A phase II, randomized, double-blind, placebo-controlled trial evaluating efficacy and safety of namodenoson (CF102), an A3 adenosine receptor agonist (A3AR), as a second-line treatment in patients with Child-Pugh B (CPB) advanced hepatocellular carcinoma (HCC).

Abstract

2503 Background: There is no established primary treatment for patients with advanced HCC and severe liver dysfunction (Child-Pugh B class; CPB), thus this representing a clear unmet need. Namodenoson, an A3AR agonist, showed promising preliminary results in this population in an open label phase 1/2 clinical study (NCT00790218), with median overall survival (OS) of 8.1 months.

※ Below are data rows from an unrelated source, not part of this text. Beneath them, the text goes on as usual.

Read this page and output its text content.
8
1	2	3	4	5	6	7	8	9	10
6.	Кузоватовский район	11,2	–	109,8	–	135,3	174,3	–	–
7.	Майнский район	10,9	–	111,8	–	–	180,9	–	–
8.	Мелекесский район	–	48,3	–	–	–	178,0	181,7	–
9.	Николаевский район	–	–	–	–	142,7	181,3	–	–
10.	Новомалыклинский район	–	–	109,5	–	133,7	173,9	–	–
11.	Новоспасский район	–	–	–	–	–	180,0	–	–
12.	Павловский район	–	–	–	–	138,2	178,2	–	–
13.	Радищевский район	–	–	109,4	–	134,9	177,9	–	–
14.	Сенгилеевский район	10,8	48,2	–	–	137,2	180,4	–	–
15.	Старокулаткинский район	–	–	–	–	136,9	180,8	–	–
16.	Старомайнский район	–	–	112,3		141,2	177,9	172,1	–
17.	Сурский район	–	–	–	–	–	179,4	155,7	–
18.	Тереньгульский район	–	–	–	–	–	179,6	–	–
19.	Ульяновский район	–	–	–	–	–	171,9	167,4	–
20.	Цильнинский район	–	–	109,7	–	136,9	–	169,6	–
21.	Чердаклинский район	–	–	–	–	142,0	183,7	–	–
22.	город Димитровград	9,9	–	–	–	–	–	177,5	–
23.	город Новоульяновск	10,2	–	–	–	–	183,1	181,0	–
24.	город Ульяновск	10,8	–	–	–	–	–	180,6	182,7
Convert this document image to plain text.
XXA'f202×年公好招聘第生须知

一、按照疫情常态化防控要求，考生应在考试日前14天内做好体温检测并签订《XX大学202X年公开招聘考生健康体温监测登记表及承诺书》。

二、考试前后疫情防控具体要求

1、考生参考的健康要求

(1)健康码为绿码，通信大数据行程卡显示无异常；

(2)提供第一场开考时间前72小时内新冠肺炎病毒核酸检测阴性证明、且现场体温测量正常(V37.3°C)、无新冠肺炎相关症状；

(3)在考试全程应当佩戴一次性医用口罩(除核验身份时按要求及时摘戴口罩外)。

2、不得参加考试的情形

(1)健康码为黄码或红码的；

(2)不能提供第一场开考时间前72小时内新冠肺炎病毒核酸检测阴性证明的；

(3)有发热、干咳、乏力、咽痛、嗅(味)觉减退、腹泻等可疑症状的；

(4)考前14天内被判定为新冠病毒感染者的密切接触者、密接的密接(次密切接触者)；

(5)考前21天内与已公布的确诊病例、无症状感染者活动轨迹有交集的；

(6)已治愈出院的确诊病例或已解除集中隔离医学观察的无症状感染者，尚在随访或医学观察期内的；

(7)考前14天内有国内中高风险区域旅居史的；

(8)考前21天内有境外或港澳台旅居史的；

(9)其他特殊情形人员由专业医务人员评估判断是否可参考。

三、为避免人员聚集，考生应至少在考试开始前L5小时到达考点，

We present the results of a double blind, randomized phase 2, placebo-controlled study (NCT02128958), assessing the efficacy and safety of namodenoson as a second-line therapy of patients with advanced HCC and CPB class. Methods: Patients were randomized 2:1 to BID namodenoson (25 mg; n = 50) or placebo (n = 28) in 15 centers globally. Primary endpoint was OS and secondary endpoints were safety, progression-free survival (PFS), objective response (OR) and disease control rate (DCR). Assessment of OS and PFS was done by log rank test at a one final analysis when 75 deaths had occurred. Response was assessed by RECIST (local investigator) and mRECIST (central review). Results: The study did not meet the primary end point, with median OS 4.1 months (mo) for namodenoson vs. 4.3 mo for placebo (HR: 0.82). Pre-planned subgroup analysis of Child-Pugh 7 patients (n=56; namodenoson=34, placebo=21) showed median survival 6.8mo vs 4.3 mo [HR: 0.77 (95% CI 0.49-1.40)]. Similarly, for this subgroup of patients PFS was 3.5 mo vs 1.9 (HR=0.87). In terms of objective response, 3/34 patients assessed achieved OR (9%) with namodenoson vs 0% for placebo. Namodenoson was generally well-tolerated, with no treated patients being withdrawn for toxicity and no cases of treatment-related deaths. The most common adverse event (>10%) were anemia, abdominal pain, ascites, nausea, asthenia, fatigue, peripheral edema, and increased AST. Treatment-related grade 3 toxicities accounted for anemia, fatigue and hyponatremia. Conclusions: Namodenoson has demonstrated favorable clinical safety profile in patients with advanced HCC and severe liver dysfunction. Although the primary end-point was not met, the subgroup analysis showed a positive signal of efficacy for OS in patients with Child-Pugh 7. Both safety and efficacy results warrant testing this drug in a phase III trial. Clinical trial information: NCT02128958.